東日本大震災による福島第一原発事故の衝撃は、当然ながらエネルギー政策について、大きな議論をまきおこした。それは、「原発」への依存度をあげようとしていていた従来の国の路線に根本的な変更を求めただけでなく、電力会社の地域独占と不透明な電力料金(総括原価方式)の見直しをはじめ、再生可能エネルギーの普及拡大に向けても「系統」(発送電システム)のあり方も含めて俎上に乗る議論が始まっている。
世田谷区では1月下旬、区施設111カ所で使用する大口契約(高圧受電施設)の電力購入をPPS(特定規模電気事業者)も含めた「競争入札」により決定することを発表した。東京電力の大口契約17%の値上げが発表されていた直後だったこともあり、大きな反響があった。東京23区でも練馬区など他の自治体でも導入・検討の動きが続いていると聞いている。国内メディアの取材以外にも、海外メディアからも続けて取材が現在も続いている。
PPSはすでに大口契約の事業所や工場などで既に使用されていて、自治体でも政令市である横浜市(600カ所)、名古屋市(450カ所)と使われている。もとより霞が関の経済産業省も含めたほとんどの中央省庁でも既定事実として導入しているから、改めて「新たな取り組み」ではない。したがって、世田谷区が「電力購入の競争入札」を発表したからといって、大きなニュースになるとは思ってはいなかった。
ただ取材を受けてみると、メディアの関心事が「競争入札実施後の展開」にあることが判った。昨年春の選挙で、「脱原発と再生可能エネルギーの拡大」を訴えたことが注目されたこともあり、自治体の現場からどのようなエネルギー政策を発信していくのかについての質問が続いた。

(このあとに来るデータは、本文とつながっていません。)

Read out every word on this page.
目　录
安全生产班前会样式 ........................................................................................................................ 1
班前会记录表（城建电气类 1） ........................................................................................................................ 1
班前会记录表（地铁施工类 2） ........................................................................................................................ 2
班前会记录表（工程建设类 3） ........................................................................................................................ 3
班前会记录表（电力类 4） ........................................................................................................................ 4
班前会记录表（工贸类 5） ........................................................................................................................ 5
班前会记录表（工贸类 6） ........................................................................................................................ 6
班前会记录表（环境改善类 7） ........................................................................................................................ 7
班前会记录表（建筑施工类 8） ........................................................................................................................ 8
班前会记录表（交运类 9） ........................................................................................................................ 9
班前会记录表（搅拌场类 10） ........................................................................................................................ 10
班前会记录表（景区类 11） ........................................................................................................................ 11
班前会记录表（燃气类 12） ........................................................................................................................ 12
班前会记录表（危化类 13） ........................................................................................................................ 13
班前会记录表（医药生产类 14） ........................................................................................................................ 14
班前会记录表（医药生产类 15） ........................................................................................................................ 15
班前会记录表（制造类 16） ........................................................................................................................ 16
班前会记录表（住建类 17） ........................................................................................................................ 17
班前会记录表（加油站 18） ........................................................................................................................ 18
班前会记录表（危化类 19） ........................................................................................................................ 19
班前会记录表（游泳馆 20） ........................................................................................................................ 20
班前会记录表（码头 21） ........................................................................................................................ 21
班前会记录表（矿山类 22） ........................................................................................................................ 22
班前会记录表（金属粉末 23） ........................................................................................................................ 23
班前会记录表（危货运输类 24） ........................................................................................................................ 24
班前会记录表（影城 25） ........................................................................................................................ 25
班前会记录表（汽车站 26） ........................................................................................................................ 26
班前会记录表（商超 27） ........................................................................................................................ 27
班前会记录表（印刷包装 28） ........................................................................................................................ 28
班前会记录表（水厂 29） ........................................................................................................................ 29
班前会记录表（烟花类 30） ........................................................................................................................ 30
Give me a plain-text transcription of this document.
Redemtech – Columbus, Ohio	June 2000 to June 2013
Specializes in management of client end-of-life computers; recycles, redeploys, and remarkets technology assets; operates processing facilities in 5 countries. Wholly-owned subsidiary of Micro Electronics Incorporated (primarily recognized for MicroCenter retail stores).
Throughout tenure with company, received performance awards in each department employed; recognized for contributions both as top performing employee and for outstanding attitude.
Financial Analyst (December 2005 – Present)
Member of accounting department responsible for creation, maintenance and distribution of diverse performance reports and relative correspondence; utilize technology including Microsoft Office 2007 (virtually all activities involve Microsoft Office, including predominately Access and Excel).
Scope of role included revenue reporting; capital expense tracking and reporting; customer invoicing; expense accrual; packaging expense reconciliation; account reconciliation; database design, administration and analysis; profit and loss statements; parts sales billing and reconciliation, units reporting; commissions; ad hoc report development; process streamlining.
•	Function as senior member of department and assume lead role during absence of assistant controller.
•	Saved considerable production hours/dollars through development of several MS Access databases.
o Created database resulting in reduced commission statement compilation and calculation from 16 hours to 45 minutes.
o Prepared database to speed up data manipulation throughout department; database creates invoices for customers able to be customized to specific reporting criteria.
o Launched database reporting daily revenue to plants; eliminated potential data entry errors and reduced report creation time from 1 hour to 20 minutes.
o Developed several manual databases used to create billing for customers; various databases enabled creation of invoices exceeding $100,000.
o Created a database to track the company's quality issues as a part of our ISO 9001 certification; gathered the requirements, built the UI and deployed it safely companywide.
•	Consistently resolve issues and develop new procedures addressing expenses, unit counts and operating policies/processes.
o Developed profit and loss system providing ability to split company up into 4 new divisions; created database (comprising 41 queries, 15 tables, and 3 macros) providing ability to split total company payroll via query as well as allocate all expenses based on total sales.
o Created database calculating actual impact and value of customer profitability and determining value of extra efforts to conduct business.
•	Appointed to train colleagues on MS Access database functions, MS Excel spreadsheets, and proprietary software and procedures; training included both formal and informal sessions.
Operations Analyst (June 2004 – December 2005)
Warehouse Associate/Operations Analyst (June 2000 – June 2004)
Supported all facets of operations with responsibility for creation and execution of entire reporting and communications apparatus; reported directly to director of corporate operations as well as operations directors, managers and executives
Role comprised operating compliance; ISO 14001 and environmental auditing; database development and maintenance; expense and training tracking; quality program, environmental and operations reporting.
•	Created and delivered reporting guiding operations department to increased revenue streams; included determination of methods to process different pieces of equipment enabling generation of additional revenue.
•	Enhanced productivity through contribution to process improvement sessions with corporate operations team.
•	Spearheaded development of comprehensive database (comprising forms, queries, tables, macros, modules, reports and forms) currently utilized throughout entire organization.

こうして見ると、「エネルギー政策」をめぐる議論は、「国の政策」を経済産業省・資源エネルギー庁、与党を中心とした国会議員、メディアの経済部など専門記者、学者などごく限られた「供給サイド」の範囲で行われてきた。国会に席を置いて、この問題にも関心を持って見てきた私自身がそうだった。
ひるがえってみるなら、消費者・使用者の存在はどこにあったのか。それは、大口契約で年間12億円の電気料を支払ってきた世田谷区をはじめとした自治体も、設計された制度に従い、それを理解する以外の意見表明も、異議申し立ても出来ずに、制度設計からも「除外」されていた。
今回、区民からも多くの反響が寄せられた中に「自分の家でも東京電力以外の電力を購入することは出来ないのか」「何軒かまとまったら、共同購入出来る制度はないのか」などの反響があった。電力自由化は現在、「部分自由化」という大口顧客を対象とする制度の枠内にあり、「一般家庭」への拡大は実現していない。
また、区民の中には「電力の質」を問う人々もいる。コストがたとえ割高になったとしても、地球環境に負荷の少ない再生可能エネルギーを購入し、再生可能エネルギーを開発した事業者を支援し、エネルギー転換をはかるように促したいという声だ。まさに「再生可能エネルギーの共同購入」が可能になれば、大きな転機になるのではないか。
経済産業省・資源エネルギー庁と旧知の枝野幸男経済産業大臣にこれらの点を伝えて、本来は最強の発言権を持つはずの消費者・使用者の立場から「エネルギー政策」への制度要求を始めていきたい。